Robert Shaw, D.Min.
Excerpted with permission from Created for Significance: Discovering Who Defines Us and How We Obtain our Significance.
I believe that there are essentially six core longings: love, safety, understanding, belonging, purpose, and significance. Regardless of culture, ethnicity, age, or gender, these core longings exist in every human spirit. Created in the image of God, we were made to reflect God relationally (spiritual, social, and self-awareness), rationally (images and beliefs), volitionally (motivations and actions), emotionally (responses and reactions), and in our physical activities. God’s desire is for the whole person, and He desires to fulfill these human core longings. From the beginning, God established these longings in the lives of Adam and Eve, and they both found fulfillment of these core longings and completeness in God, and then in each other. When they transgressed against the Lord’s boundaries for their lives, the relationship between the two of them was greatly affected as well. When the source of human definition, the Lord Himself, became separated from Adam and Eve through their sin, the way they saw each other was also impacted.

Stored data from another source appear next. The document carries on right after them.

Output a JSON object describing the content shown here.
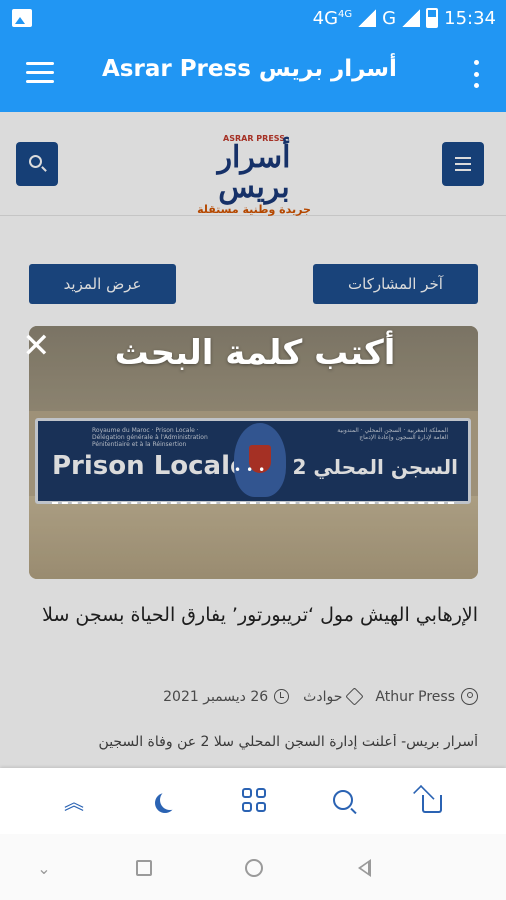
{
  "status_bar": {
    "network_label": "4G",
    "network_sup": "4G",
    "g_label": "G",
    "time": "15:34"
  },
  "app_bar": {
    "title": "Asrar Press أسرار بريس"
  },
  "site_header": {
    "logo_small": "ASRAR PRESS",
    "logo_main": "أسرار بريس",
    "logo_tagline": "جريدة وطنية مستقلة"
  },
  "buttons": {
    "show_more": "عرض المزيد",
    "latest_posts": "آخر المشاركات"
  },
  "search_overlay": {
    "hint": "أكتب كلمة البحث",
    "close": "✕",
    "dots": "•••"
  },
  "hero_image": {
    "sign_fr": "Prison Locale 2",
    "sign_ar": "السجن المحلي 2",
    "sign_fr_small": "Royaume du Maroc · Prison Locale · Délégation générale à l'Administration Pénitentiaire et à la Réinsertion",
    "sign_ar_small": "المملكة المغربية · السجن المحلي · المندوبية العامة لإدارة السجون وإعادة الإدماج"
  },
  "article": {
    "title": "الإرهابي الهيش مول ‘تريبورتور’ يفارق الحياة بسجن سلا",
    "author": "Athur Press",
    "category": "حوادث",
    "date": "26 ديسمبر 2021",
    "excerpt": "أسرار بريس- أعلنت إدارة السجن المحلي سلا 2 عن وفاة السجين"
  },
  "bottom_nav": {
    "scroll_top_glyph": "︽"
  },
  "system_nav": {
    "down_glyph": "⌄"
  }
}
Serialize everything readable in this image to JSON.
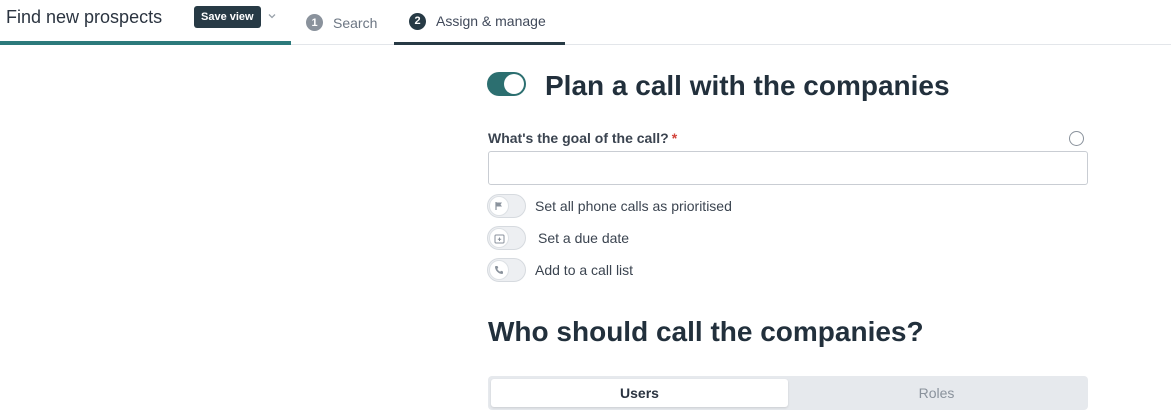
{
  "header": {
    "title": "Find new prospects",
    "save_view_label": "Save view",
    "tabs": [
      {
        "number": "1",
        "label": "Search"
      },
      {
        "number": "2",
        "label": "Assign & manage"
      }
    ]
  },
  "plan": {
    "title": "Plan a call with the companies",
    "enabled": true,
    "goal_label": "What's the goal of the call?",
    "goal_required_mark": "*",
    "goal_value": "",
    "goal_placeholder": "",
    "options": [
      {
        "label": "Set all phone calls as prioritised",
        "icon": "flag-icon",
        "enabled": false
      },
      {
        "label": "Set a due date",
        "icon": "calendar-icon",
        "enabled": false
      },
      {
        "label": "Add to a call list",
        "icon": "phone-icon",
        "enabled": false
      }
    ]
  },
  "who": {
    "title": "Who should call the companies?",
    "segments": [
      "Users",
      "Roles"
    ],
    "selected": "Users"
  },
  "colors": {
    "accent": "#2c7a7b",
    "toggle_on": "#2c6f70",
    "dark": "#273a45",
    "required": "#d2433b"
  }
}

When parents, who may have missed out on the proper fulfillment of their own core longings, mistreat their own children, pain and woundedness occurs. If a youngster was physically or sexually abused, the child’s desire for love, safety, and understanding is greatly impacted and negatively affected. If a child is constantly ridiculed or neglected, the child’s desire for belonging, purpose, and significance are often negatively affected and driven out of proportion. Since these core longings do not go away, a wounded person will seek ways to meet these deep desires. Woundedness and pain, however, greatly cloud our ability to meet such desires in healthy and fulfilling ways. It also impacts the way we identify and define ourselves. Wardle says,
Deep wounds impact what she believes about herself and her world. The experience of insensitivity and abuse at such an early age can lead to serious distorted thinking. This is particularly true when the adults who are called to care for a person actually injure her. The child is far too young to process all that happens, and there is nowhere to turn for help. Strong emotions lead her to draw conclusions about life based on what she has seen and experienced (Wardle 2001, 45).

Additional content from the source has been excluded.